Am Mittwoch den 14. Juni 2000 entdeckten kurz vor 10.00 Uhr der 35-jähriger Polizeikommissar Thomas Goretzky und die 25-jährige Polizeimeisterin Nicole Hartmann aus ihrem Streifenwagen heraus einen Autofahrer, der sich offensichtlich nicht angeschnallt hatte. Die Beamten gaben dem Fahrer des BMW durch Zeichen zu Verstehen, dass er anhalten solle. Stattdessen gab dieser Gas und floh. Die Beamten verfolgten ihn. Im Unteren Graffweg in Dortmund-Brackel kamen beide Fahrzeuge zu Stehen. Als Thomas Goretzky ausstieg, eröffnete der Fahrer des Fluchtfahrzeugs das Feuer. Thomas Goretzky wurde in Brust und Kopf getroffen. Seine Kollegin versuchte sich aus dem Auto zu retten und erhielt einen Steckschuss in den Oberschenkel.

Daraufhin floh der Fahrer in seinem BMW. Durch die Schüsse alarmierte Nachbarn eilten herbei und versuchten Erste Hilfe zu leisten. Diese kam aber für den zweifachen Familienvater Thomas Goretzky zu spät. Die schwer verletzte 25-jährigen Nicole Hartmann schaffte es noch an die Leitstelle den Mord an ihrem Kollegen durchzugeben. Eine Großfahndung wurde ausgelöst.

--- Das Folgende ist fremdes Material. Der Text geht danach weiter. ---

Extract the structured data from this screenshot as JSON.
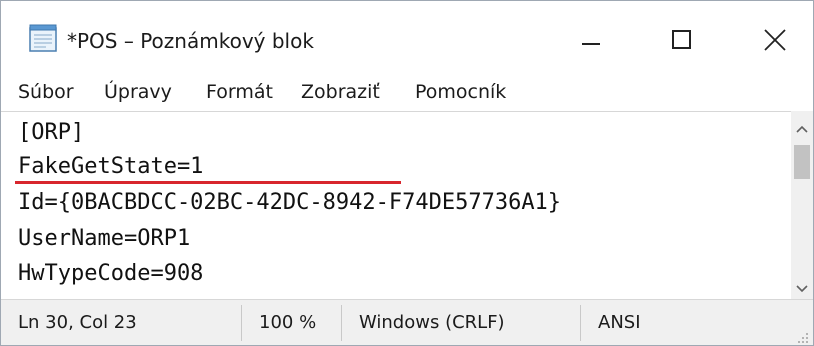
{
  "window": {
    "title": "*POS – Poznámkový blok",
    "icon": "notepad-icon",
    "buttons": {
      "minimize": "minimize-icon",
      "maximize": "maximize-icon",
      "close": "close-icon"
    }
  },
  "menu": {
    "items": [
      {
        "label": "Súbor"
      },
      {
        "label": "Úpravy"
      },
      {
        "label": "Formát"
      },
      {
        "label": "Zobraziť"
      },
      {
        "label": "Pomocník"
      }
    ]
  },
  "editor": {
    "lines": [
      "[ORP]",
      "FakeGetState=1",
      "Id={0BACBDCC-02BC-42DC-8942-F74DE57736A1}",
      "UserName=ORP1",
      "HwTypeCode=908",
      ""
    ],
    "highlight_color": "#d8262d"
  },
  "status": {
    "position": "Ln 30, Col 23",
    "zoom": "100 %",
    "line_ending": "Windows (CRLF)",
    "encoding": "ANSI"
  }
}
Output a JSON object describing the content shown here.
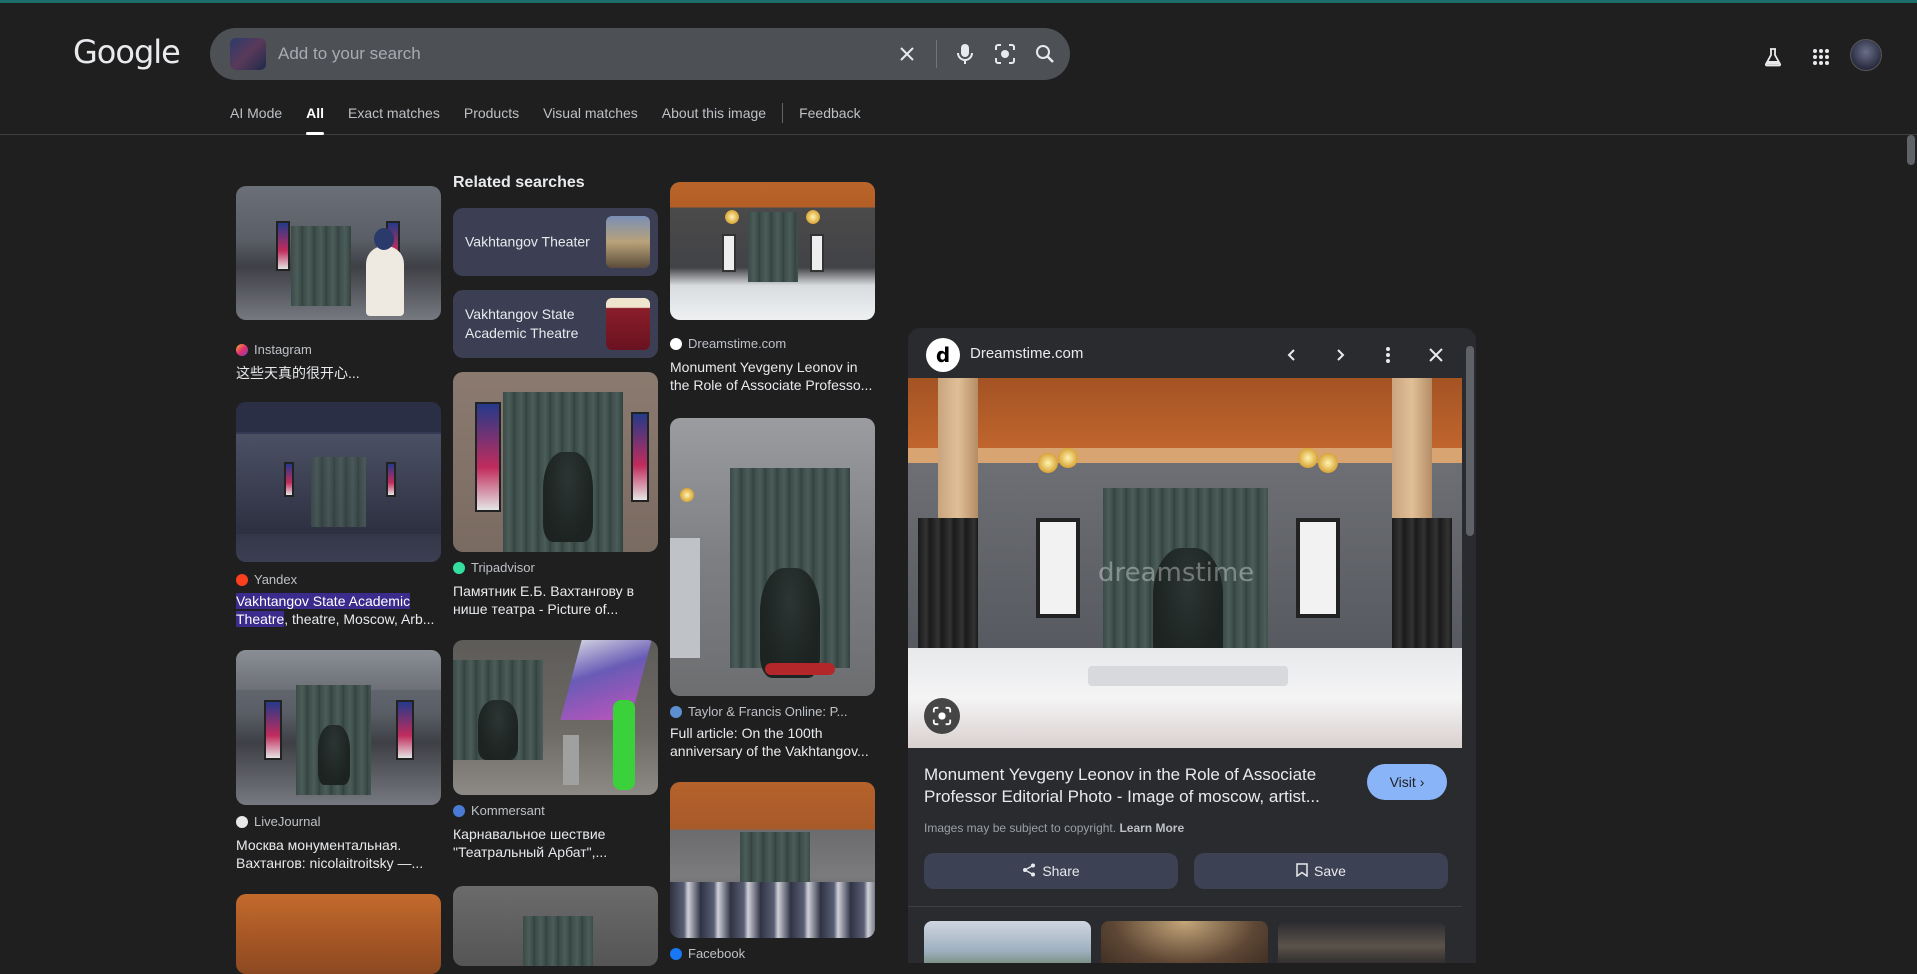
{
  "logo": "Google",
  "search": {
    "placeholder": "Add to your search"
  },
  "tabs": [
    "AI Mode",
    "All",
    "Exact matches",
    "Products",
    "Visual matches",
    "About this image",
    "Feedback"
  ],
  "related": {
    "title": "Related searches",
    "items": [
      "Vakhtangov Theater",
      "Vakhtangov State Academic Theatre"
    ]
  },
  "results": {
    "instagram": {
      "source": "Instagram",
      "title": "这些天真的很开心..."
    },
    "yandex": {
      "source": "Yandex",
      "title_hl": "Vakhtangov State Academic Theatre",
      "title_rest": ", theatre, Moscow, Arb..."
    },
    "livejournal": {
      "source": "LiveJournal",
      "title": "Москва монументальная. Вахтангов: nicolaitroitsky —..."
    },
    "tripadvisor": {
      "source": "Tripadvisor",
      "title": "Памятник Е.Б. Вахтангову в нише театра - Picture of..."
    },
    "kommersant": {
      "source": "Kommersant",
      "title": "Карнавальное шествие \"Театральный Арбат\",..."
    },
    "dreamstime": {
      "source": "Dreamstime.com",
      "title": "Monument Yevgeny Leonov in the Role of Associate Professo..."
    },
    "taylor": {
      "source": "Taylor & Francis Online: P...",
      "title": "Full article: On the 100th anniversary of the Vakhtangov..."
    },
    "facebook": {
      "source": "Facebook"
    }
  },
  "panel": {
    "site": "Dreamstime.com",
    "title": "Monument Yevgeny Leonov in the Role of Associate Professor Editorial Photo - Image of moscow, artist...",
    "visit": "Visit",
    "copyright": "Images may be subject to copyright.",
    "learn_more": "Learn More",
    "share": "Share",
    "save": "Save",
    "watermark": "dreamstime"
  },
  "colors": {
    "background": "#1f1f1f",
    "accent": "#8ab4f8",
    "chip": "#3c3f54",
    "highlight": "#3a2b8c"
  }
}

Kurze Zeit später standen in Waltrop die 34-jährige Yvonne Hachtkemper und der 35-jährige Matthias Larisch-von-Woitowitz aus Datteln mit einem Streifenwagen auf dem Randstreifen an der Kreuzung Unterlipper Straße/Ecke Borker Straße. Es ist nicht bekannt, ob sie schon von der Fahndung wussten, als der BMW neben ihnen zu stehen kam. Obwohl die Ampel „grün“ zeigte, hielt der Fahrer des BMW an und gab aus dem Inneren drei gezielte Schüsse auf sie ab. Yvonne Hachtkemper, die gerade aus dem Erziehungsurlaub gekommen war, wurde von zwei Kopfschüssen getroffen. Matthias Larisch-von-Woitowitz, der zusammen mit seiner Frau ein Kind erwartete, erlitt einen Schädeldurchschuss.

Am späten Nachmittag entdeckte ein Passant das Fluchtfahrzeug auf einem Feldweg in einem Olfener Waldstück. Die anrückenden Spezialisten fanden den Fahrer tot auf. Er soll sich mit einem Kopfschuss selbst getötet haben. Es handelte sich um den 31-jährigen Nazi Michael Berger aus Dortmund-Körne.

Michael Berger und die rechtsradikale Szene Dortmunds

In dem Fahrzeug von Michael Berger fand die Polizei mehrere Handfeuer- und andere Waffen. Bei mehreren Hausdurchsuchung entdeckten die Polizisten zwei Langwaffen, sieben Handfeuerwaffen, eine Splitterhandgranate, Munition, Messer und Sprengstoff. Ein Waffenarsenal, das ausreichte um eine komplette Kleingruppe auszurüsten. Schnell wurde klar, dass der 31-jährige Michael Berger zur rechtsradikalen Szene Dortmunds gehörte. Man fand einen Mitgliedsausweis der DVU, entdeckte Verbindungen zu den Republikanern, der NPD und schließlich zu Siegfried Borchardt und der „Kameradschaft Dortmund“. In dem Olfener Wäldchen soll er sich mit Gleichgesinnten zu Schießübungen getroffen haben.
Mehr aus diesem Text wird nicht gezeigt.